22. So, in view of what has been discussed above, we hereby direct to exclude Accentia from the final set of comparables for benchmarking the international transactions qua ITES. COSMIC GLOBAL LIMITED (COSMIC)

23. The taxpayer sought to exclude Cosmic from the final set of comparables on ground of different business model, abnormal profit and have been providing other services like medical transcriptions and its BPO services is very insignificant i.e. 5.11%. When we examine profit & loss account, available at page 76 of the annual report, Cosmic has paid translation charges of Rs.3,00,25,326/- and BPO services is very insignificant to the tune 16 ITA No.1829/Del/2014 of 5.11%. The taxpayer outsourced significant portion of its services i.e. translation services as is evident form profit & loss account discussed above.

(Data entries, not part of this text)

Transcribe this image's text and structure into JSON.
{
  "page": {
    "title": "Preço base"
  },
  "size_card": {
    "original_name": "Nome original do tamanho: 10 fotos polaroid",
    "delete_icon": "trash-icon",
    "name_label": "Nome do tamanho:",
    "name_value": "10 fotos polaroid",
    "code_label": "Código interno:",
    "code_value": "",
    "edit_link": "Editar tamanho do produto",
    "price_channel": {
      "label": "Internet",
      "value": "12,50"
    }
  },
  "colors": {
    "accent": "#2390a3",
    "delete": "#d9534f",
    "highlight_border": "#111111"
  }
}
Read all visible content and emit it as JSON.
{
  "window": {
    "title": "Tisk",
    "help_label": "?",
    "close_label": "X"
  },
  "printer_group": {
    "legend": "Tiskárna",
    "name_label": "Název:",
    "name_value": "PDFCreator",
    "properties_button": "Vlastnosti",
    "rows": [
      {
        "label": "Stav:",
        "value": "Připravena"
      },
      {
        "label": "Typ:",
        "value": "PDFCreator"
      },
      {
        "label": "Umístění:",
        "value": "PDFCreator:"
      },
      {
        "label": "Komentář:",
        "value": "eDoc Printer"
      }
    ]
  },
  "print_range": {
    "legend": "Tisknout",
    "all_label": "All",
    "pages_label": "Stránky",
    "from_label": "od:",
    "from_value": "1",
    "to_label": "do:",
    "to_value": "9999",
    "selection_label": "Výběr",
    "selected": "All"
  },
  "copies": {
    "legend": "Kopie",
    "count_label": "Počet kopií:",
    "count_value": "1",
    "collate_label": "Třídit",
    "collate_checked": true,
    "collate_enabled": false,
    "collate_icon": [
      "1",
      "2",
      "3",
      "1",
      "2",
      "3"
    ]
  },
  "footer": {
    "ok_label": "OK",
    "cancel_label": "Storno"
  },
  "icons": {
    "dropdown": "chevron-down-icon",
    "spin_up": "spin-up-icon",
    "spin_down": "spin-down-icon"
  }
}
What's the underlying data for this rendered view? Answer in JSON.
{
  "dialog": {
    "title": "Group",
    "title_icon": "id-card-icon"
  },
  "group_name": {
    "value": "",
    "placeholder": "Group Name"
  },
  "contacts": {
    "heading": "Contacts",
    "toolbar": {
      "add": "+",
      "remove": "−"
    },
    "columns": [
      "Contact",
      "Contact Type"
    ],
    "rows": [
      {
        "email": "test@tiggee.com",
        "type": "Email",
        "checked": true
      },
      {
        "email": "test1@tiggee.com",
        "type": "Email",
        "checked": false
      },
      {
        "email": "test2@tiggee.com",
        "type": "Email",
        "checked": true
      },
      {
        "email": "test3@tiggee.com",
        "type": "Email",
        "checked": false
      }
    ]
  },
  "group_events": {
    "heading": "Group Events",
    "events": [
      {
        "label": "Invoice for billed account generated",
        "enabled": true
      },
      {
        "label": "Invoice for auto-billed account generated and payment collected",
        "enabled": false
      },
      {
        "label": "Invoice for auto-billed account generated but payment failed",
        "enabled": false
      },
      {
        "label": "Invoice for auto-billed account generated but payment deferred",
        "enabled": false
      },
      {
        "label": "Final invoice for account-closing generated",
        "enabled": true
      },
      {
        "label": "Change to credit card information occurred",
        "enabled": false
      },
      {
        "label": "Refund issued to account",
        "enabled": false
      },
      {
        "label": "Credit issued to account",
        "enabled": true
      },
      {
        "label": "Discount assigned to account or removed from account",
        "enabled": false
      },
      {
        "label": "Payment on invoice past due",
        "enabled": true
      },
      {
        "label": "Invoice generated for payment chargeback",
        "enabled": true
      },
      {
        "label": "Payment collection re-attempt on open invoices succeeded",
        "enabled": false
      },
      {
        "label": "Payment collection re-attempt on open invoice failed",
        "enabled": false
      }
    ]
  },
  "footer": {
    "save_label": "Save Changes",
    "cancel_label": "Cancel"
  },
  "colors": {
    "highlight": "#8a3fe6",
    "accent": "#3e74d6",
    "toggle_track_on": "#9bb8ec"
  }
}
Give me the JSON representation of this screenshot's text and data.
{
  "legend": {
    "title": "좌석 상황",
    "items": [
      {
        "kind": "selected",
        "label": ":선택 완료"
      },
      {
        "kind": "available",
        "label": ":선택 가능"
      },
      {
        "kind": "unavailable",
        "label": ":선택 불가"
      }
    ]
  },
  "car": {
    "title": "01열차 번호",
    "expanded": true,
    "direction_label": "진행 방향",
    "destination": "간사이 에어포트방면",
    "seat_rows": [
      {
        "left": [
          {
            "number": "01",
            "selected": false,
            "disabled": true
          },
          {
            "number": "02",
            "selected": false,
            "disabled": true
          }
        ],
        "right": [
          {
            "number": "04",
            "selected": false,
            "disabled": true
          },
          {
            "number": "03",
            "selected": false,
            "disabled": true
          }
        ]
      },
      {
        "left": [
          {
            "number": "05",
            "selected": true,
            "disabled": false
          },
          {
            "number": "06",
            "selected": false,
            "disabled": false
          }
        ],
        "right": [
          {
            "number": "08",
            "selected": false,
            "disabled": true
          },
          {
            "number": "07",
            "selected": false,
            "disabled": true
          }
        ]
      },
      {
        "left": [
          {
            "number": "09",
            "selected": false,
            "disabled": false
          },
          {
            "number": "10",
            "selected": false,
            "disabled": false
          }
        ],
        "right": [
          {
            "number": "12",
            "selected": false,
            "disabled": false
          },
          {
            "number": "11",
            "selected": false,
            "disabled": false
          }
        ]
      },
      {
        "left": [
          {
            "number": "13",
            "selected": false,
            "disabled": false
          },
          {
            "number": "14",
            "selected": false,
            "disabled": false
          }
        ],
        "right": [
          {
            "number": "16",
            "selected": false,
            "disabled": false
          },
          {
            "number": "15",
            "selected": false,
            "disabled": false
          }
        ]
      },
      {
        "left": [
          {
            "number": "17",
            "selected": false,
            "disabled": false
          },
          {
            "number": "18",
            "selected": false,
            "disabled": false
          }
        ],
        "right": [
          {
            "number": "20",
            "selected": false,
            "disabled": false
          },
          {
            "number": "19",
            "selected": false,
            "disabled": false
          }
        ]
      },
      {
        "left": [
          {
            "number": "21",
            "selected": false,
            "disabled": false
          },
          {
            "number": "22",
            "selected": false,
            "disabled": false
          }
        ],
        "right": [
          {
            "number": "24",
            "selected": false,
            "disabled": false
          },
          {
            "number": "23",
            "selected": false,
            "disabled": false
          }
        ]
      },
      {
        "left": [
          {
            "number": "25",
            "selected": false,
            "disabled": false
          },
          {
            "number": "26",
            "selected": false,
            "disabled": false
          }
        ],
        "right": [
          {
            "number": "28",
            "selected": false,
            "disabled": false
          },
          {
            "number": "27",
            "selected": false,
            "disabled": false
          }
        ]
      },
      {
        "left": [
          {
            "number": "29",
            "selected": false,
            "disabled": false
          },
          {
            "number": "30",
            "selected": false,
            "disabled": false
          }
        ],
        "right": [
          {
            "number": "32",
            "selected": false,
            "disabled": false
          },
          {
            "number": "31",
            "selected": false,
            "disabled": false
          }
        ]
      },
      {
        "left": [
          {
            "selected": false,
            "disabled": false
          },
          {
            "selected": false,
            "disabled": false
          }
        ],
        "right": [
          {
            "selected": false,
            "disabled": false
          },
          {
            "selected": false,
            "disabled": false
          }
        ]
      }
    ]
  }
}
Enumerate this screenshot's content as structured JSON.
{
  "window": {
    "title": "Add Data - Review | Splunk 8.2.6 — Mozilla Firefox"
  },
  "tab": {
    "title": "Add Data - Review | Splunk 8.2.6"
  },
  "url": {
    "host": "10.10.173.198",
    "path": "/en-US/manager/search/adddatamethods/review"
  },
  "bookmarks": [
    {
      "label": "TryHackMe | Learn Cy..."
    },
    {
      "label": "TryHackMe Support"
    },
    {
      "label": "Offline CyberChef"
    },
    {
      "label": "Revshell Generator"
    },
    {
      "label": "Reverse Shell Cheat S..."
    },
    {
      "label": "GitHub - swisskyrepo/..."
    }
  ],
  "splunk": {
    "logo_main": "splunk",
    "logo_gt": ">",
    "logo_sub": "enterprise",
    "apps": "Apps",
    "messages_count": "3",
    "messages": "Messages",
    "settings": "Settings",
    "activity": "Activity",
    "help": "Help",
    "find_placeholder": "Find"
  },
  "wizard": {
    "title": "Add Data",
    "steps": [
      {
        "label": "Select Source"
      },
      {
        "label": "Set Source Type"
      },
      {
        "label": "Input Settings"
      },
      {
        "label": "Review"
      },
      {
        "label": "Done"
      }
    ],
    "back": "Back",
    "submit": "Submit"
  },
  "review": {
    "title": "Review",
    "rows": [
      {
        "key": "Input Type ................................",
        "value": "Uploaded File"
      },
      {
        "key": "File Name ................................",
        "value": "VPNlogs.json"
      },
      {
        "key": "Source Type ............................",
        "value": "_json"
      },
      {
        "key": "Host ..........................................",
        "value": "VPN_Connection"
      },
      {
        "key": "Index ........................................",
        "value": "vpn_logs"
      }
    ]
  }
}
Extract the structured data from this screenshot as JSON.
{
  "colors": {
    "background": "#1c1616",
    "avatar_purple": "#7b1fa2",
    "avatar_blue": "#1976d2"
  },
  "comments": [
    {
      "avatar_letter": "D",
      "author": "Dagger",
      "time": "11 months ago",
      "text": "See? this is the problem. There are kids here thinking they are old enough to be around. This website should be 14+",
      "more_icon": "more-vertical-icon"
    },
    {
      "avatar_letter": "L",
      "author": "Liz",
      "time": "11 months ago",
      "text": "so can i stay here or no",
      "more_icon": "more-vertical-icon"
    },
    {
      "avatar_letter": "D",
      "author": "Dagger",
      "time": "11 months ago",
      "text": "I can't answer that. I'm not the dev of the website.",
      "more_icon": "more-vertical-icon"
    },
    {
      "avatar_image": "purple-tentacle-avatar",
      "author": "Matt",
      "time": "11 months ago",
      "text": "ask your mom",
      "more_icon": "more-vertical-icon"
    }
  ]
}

24. Not only this, Cosmic is having volatile profits over the years which is tabulated as under :-

              FY 2006-07                   23.40%
             FY 2007-08                    24.30%
              FY 2008-09                   48.20%
              FY 2009-10                   18.28%
             (relevant FY)
              FY 2010-11                   8.06%


25. Hon'ble High Court of Delhi in case of Rampgreen Solutions Pvt. Ltd. vs. CIT in ITA 102/2015 order dated 10.08.2015 affirmed the decision rendered by the Tribunal excluding the Vishal on the ground that Vishal's expenditure on employment cost during the relevant period vis-à-vis tested party apparently for the reason that most of its work was outsourced to other vendors viz. service providers. So, in the instant case also, substantial work has been outsourced by the Cosmic which makes it unfit as comparable vis-à-vis assessee company.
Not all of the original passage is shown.